Where a tool like SmoothStay fits
We run our own properties in Washington DC and the Riviera Maya, and we built SmoothStay to handle what we needed for our own. The fit for an independent B&B is the unglamorous part: self-serve setup with no sales call, multi-room handled out of the box so each room has its own content without you re-typing the building basics six times, automatic translation so the breakfast section reads in three languages, and the same simple price per property whether you run three rooms or thirty. The platform was built by hosts who still host, which is the only reason it knows what a breakfast section should look like.
FAQ
What is the difference between a guest book and a guidebook for a B&B?
The guest book is traditionally the memory book guests sign with notes and well-wishes. The guidebook (or information guide) explains how the property works: arrival, breakfast, the room, departure. Most B&Bs end up with both, in different physical or digital locations.

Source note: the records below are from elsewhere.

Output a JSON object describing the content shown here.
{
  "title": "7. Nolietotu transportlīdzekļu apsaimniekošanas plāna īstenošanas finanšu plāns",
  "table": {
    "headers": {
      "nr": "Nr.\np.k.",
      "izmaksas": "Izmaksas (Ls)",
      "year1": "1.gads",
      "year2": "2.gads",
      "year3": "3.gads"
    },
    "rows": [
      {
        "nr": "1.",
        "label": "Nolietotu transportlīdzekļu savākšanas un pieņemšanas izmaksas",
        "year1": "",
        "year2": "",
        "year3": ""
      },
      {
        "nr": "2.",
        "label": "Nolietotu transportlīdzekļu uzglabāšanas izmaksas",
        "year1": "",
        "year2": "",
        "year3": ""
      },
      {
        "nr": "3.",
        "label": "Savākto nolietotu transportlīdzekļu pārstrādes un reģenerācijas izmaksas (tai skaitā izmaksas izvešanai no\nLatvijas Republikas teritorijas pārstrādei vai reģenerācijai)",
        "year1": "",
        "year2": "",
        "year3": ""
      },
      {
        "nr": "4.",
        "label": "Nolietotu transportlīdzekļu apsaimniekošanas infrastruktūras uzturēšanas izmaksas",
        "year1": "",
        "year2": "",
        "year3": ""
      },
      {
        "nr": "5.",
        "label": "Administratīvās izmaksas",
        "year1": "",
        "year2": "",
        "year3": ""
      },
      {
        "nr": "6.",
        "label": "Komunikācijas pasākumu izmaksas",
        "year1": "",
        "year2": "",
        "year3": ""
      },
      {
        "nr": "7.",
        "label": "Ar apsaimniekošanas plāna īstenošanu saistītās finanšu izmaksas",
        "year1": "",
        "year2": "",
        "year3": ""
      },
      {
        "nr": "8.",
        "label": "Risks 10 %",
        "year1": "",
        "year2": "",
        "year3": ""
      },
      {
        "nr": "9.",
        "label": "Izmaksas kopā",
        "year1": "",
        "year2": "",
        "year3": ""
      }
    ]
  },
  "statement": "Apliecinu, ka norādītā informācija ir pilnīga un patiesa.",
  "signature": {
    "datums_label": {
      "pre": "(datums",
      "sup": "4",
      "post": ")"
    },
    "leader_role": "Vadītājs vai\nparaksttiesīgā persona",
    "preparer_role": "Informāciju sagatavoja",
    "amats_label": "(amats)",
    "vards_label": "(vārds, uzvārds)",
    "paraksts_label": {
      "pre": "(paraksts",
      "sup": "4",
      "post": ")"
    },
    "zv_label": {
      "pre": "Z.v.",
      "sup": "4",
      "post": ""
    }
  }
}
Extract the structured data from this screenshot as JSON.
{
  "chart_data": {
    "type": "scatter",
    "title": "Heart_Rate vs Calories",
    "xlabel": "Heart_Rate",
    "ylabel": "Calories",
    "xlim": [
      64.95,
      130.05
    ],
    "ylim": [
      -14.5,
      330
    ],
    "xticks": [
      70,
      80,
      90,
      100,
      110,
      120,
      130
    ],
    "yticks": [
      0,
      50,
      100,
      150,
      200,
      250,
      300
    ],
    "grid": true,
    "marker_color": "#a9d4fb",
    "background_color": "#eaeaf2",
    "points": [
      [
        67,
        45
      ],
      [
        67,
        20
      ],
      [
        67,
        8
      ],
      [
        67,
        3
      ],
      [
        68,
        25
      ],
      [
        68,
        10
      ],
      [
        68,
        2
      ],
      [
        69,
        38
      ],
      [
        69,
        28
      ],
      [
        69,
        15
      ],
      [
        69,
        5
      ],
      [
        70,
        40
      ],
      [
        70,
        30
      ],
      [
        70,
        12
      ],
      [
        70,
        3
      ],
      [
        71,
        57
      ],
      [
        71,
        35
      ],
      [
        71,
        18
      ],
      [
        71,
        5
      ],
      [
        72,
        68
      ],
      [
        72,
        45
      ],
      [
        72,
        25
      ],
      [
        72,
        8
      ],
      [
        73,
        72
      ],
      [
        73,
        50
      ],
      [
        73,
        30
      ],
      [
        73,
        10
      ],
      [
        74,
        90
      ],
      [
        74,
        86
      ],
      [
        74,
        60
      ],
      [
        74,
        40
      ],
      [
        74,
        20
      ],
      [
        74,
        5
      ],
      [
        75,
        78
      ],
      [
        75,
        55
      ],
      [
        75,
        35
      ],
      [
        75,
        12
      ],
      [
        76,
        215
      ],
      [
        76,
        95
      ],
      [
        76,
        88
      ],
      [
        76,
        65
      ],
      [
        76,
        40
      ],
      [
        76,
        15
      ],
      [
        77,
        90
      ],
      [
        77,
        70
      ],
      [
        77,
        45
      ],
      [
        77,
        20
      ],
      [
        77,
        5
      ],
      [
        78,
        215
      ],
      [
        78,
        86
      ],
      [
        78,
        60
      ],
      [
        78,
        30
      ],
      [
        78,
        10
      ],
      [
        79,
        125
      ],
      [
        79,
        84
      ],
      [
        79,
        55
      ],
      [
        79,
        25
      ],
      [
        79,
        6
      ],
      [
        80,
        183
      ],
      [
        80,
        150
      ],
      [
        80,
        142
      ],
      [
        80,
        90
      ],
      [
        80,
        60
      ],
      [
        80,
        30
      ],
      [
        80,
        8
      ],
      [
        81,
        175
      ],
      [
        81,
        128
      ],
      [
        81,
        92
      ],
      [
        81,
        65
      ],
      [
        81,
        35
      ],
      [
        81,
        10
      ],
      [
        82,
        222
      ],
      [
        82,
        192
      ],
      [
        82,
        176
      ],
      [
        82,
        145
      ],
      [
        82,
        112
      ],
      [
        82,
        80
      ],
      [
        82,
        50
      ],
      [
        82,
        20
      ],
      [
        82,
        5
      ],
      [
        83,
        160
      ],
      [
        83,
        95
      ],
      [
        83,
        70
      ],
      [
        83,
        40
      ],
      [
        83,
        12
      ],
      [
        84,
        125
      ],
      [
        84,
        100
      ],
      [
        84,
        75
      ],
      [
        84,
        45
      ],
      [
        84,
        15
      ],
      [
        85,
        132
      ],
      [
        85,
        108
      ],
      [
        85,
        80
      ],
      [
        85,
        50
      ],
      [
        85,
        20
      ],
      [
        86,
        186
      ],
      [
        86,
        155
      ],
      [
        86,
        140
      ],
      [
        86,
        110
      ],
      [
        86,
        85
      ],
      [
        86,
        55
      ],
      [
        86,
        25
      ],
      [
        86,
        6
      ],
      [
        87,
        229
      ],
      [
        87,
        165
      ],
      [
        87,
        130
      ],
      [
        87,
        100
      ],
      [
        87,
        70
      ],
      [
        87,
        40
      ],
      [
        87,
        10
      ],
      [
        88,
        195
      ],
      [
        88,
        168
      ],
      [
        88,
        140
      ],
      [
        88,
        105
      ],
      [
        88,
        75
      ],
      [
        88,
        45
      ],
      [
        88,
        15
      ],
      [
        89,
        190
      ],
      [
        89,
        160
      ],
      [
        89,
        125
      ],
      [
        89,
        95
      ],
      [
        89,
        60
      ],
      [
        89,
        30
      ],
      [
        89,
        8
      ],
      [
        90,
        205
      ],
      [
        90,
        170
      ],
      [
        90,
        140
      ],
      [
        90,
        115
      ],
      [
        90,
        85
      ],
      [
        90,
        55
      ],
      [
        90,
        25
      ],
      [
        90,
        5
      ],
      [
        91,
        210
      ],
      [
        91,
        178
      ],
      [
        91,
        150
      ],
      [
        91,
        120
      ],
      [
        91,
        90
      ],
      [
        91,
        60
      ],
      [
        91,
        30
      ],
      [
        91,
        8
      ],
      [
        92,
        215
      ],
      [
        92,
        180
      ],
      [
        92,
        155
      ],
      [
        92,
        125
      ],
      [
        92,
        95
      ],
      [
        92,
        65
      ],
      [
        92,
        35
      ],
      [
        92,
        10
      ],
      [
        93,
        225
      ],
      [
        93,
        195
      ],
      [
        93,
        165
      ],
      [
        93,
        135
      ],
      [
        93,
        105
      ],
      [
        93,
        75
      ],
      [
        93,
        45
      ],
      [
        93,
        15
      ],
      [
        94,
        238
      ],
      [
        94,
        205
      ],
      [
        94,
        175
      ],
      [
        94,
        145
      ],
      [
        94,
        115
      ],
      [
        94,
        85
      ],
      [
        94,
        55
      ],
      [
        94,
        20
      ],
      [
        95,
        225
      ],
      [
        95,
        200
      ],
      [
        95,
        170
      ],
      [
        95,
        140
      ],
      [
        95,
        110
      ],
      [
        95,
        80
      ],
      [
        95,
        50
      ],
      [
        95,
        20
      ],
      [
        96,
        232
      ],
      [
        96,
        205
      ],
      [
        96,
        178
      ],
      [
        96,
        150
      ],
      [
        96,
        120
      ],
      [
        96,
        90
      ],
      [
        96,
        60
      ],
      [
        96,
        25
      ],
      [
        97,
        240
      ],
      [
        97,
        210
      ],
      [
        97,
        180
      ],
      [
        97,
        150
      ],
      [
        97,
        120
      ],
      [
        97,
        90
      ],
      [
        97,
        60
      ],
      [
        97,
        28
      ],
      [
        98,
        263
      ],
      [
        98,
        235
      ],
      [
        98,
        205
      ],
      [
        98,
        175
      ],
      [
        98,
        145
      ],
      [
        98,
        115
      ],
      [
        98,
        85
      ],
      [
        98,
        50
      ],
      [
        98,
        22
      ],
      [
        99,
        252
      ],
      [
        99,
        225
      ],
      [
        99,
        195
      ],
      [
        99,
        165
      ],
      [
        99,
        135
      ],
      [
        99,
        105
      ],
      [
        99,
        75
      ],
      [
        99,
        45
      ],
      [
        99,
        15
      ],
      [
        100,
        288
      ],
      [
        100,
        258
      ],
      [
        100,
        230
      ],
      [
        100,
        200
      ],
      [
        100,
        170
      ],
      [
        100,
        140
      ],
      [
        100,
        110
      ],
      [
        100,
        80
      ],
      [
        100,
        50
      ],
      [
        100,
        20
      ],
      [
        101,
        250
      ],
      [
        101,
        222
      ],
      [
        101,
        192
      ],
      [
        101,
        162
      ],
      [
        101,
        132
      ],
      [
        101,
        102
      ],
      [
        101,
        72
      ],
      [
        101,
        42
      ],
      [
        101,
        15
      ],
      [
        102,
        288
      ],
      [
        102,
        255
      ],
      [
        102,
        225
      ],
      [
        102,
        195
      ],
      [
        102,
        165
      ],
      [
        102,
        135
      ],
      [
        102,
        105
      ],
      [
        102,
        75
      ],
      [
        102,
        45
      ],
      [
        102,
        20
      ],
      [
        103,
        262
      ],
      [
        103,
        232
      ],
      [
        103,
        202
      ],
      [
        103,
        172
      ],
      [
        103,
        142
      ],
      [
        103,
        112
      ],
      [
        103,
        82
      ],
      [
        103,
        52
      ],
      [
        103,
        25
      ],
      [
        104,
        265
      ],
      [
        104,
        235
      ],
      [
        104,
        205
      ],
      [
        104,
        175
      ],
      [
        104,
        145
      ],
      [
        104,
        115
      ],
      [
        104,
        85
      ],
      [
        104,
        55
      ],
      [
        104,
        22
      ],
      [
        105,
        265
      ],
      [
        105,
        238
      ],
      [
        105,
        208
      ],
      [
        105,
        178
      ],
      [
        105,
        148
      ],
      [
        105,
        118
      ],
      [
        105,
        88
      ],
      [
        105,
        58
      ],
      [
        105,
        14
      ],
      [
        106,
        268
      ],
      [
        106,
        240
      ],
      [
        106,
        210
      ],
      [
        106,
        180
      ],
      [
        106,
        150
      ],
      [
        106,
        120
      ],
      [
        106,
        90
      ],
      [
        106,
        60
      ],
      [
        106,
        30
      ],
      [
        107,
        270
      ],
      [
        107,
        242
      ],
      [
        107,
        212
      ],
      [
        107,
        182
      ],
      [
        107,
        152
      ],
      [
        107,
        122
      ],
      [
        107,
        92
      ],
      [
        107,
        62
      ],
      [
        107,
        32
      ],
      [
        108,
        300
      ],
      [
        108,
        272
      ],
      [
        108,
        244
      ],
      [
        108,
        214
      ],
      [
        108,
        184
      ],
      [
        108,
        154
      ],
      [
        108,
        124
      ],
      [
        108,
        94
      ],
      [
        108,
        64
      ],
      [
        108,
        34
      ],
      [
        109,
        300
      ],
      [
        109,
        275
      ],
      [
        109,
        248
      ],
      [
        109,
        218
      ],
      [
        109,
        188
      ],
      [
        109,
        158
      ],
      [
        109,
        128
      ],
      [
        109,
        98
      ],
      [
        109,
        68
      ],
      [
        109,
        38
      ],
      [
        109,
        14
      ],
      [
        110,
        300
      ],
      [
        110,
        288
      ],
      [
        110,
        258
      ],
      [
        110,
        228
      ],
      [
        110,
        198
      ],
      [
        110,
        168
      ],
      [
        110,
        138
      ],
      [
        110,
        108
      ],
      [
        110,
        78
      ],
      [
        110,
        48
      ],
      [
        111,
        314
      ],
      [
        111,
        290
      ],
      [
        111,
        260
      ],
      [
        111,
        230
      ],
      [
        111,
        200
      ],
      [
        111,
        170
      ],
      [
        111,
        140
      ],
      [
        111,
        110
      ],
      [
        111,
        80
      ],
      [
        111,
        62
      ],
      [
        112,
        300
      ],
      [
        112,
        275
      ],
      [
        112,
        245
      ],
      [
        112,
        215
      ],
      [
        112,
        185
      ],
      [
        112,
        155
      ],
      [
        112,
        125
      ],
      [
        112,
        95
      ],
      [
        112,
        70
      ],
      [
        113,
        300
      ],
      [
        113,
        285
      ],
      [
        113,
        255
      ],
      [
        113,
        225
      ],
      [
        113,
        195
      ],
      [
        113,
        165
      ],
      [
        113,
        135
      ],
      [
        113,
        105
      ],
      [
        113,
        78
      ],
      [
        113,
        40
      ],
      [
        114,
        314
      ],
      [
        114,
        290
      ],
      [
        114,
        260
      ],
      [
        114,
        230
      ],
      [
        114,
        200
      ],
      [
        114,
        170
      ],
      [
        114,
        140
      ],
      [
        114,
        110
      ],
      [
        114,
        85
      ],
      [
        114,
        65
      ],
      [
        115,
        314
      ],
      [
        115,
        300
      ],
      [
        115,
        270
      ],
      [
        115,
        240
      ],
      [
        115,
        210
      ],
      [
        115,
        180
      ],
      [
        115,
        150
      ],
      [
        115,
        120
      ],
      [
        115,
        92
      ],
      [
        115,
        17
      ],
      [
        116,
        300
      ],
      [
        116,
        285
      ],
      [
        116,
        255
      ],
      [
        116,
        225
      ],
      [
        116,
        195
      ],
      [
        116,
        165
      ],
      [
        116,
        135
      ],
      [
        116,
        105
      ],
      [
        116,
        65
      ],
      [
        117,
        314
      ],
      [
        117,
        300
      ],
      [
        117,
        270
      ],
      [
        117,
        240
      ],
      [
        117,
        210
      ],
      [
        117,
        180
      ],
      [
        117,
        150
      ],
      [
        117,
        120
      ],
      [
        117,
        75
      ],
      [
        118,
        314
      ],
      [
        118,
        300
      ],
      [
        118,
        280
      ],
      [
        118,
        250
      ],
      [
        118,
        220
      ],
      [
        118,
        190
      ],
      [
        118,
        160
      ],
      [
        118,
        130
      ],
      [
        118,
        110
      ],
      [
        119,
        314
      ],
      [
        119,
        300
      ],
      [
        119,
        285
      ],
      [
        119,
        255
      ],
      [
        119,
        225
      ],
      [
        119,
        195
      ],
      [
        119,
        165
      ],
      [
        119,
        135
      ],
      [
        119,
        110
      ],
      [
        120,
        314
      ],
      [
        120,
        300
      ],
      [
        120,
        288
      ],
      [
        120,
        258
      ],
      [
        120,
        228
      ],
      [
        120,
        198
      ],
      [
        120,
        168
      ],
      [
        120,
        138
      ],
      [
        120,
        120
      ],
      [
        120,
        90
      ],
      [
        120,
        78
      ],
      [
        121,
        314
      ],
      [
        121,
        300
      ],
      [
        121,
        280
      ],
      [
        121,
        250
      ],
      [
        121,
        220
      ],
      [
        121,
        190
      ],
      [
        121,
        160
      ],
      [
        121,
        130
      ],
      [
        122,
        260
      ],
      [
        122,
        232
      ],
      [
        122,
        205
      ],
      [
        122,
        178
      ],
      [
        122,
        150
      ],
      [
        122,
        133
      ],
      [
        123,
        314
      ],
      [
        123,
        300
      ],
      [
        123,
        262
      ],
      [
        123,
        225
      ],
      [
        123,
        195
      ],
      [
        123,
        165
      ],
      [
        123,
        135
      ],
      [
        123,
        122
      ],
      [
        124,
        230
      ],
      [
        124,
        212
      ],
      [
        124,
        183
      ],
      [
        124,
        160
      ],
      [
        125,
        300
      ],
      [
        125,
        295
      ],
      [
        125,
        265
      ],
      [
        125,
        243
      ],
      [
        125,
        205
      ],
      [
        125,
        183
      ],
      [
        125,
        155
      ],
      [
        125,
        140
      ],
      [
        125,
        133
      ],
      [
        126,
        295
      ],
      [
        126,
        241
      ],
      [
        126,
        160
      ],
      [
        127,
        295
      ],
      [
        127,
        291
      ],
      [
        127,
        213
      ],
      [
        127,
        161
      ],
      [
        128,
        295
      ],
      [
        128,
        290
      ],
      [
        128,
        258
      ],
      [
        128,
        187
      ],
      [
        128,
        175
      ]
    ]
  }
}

Do guests still sign physical guest books at B&Bs?
Yes, especially at properties with a personal-hospitality identity. The act of signing is part of the experience. We rarely see physical books in short-term rentals, but at independent B&Bs they remain common and worth keeping.
Should I include house rules in the guest book?
Yes, inside the information guide, framed as house rhythm rather than legal language. "Quiet after 10 pm out of respect for the other rooms" reads better than "Guests are required to observe quiet hours." Tone is part of the brand.
How do I handle breakfast information for guests with dietary needs?
State the dietary accommodation policy in the breakfast section and ask guests to flag preferences the night before. A short sentence ("let us know any allergies or preferences before 9 pm and we will adjust") is enough. Saving the conversation for the day-of breakfast service is what causes scrambling.
Can I use the same guidebook content for multiple rooms?
Use one base document for the building (breakfast, common areas, local picks, house rhythm) and a short room-specific page per room. Photos and the bathroom-and-bed paragraph belong on the room page. Guests appreciate when the room page matches the room they are actually in.
Is a digital guest book worth it for a small B&B?
For the practical information guide, yes. It updates instantly, works on the guest's phone, and translates without redoing the whole document. For the memory-book tradition, keep the physical one. They serve different purposes and both still earn their place.